There was, at first, a small whoop from the crowd, a giddy, strangled hiccup of laughter, as people realized that he wasn’t kidding, that Mister Rogers was not some convenient eunuch, but rather a man, an authority figure who actually expected them to do what he asked.
And so they did.
One second, two seconds, three seconds—and now the jaws clenched, and the bosoms heaved, and the mascara ran, and the tears fell upon the beglittered gathering like rain leaking down a crystal chandelier.
And Mister Rogers finally looked up from his watch and said softly “May God be with you,” to all his … children”

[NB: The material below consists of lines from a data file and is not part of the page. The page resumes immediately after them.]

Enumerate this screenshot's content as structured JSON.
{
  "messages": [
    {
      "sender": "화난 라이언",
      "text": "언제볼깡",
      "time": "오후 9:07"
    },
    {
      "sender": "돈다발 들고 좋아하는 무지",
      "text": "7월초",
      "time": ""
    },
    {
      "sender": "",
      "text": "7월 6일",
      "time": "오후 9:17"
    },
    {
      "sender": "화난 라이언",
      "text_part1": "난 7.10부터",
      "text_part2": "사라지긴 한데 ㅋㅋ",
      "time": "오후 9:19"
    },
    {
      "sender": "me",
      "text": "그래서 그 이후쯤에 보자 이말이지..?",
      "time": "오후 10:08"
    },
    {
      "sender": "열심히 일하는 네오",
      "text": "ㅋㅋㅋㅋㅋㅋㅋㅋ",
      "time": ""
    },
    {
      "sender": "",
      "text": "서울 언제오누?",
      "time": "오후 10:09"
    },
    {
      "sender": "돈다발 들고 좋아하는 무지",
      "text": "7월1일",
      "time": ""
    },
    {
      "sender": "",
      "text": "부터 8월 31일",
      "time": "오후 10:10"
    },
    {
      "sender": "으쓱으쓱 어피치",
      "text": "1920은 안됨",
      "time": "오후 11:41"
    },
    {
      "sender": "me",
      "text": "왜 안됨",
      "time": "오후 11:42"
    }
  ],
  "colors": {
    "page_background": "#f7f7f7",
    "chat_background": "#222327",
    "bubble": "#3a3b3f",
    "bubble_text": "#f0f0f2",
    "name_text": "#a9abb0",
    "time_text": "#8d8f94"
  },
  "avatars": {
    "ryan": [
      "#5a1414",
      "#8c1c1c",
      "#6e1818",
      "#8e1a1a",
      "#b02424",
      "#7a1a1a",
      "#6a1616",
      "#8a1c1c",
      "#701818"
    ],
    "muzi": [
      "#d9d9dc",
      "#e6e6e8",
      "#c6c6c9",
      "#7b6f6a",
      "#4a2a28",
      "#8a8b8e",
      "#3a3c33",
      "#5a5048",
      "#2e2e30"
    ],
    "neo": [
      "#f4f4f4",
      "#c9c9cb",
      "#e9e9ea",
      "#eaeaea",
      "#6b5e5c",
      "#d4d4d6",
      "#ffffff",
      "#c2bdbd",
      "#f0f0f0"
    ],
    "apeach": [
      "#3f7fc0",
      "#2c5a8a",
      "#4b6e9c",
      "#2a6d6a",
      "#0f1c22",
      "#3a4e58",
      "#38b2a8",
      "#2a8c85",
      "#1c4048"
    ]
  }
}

I loved that the Mr Rogers I knew from my childhood mornings was the real Fred Rogers that loved his wife, appreciated his friends and after all that life had offered him, remained thankful. So, today, I ask those who happen to read my little blog to think about gratitude. Consider those to whom you should be thankful. There are so many in each of our lives who have “loved us into being.” I am thankful to so many friends, mentors, and family members. Although I may not have the ability to thank them all here, rest assured, thanks to them my heart is full today.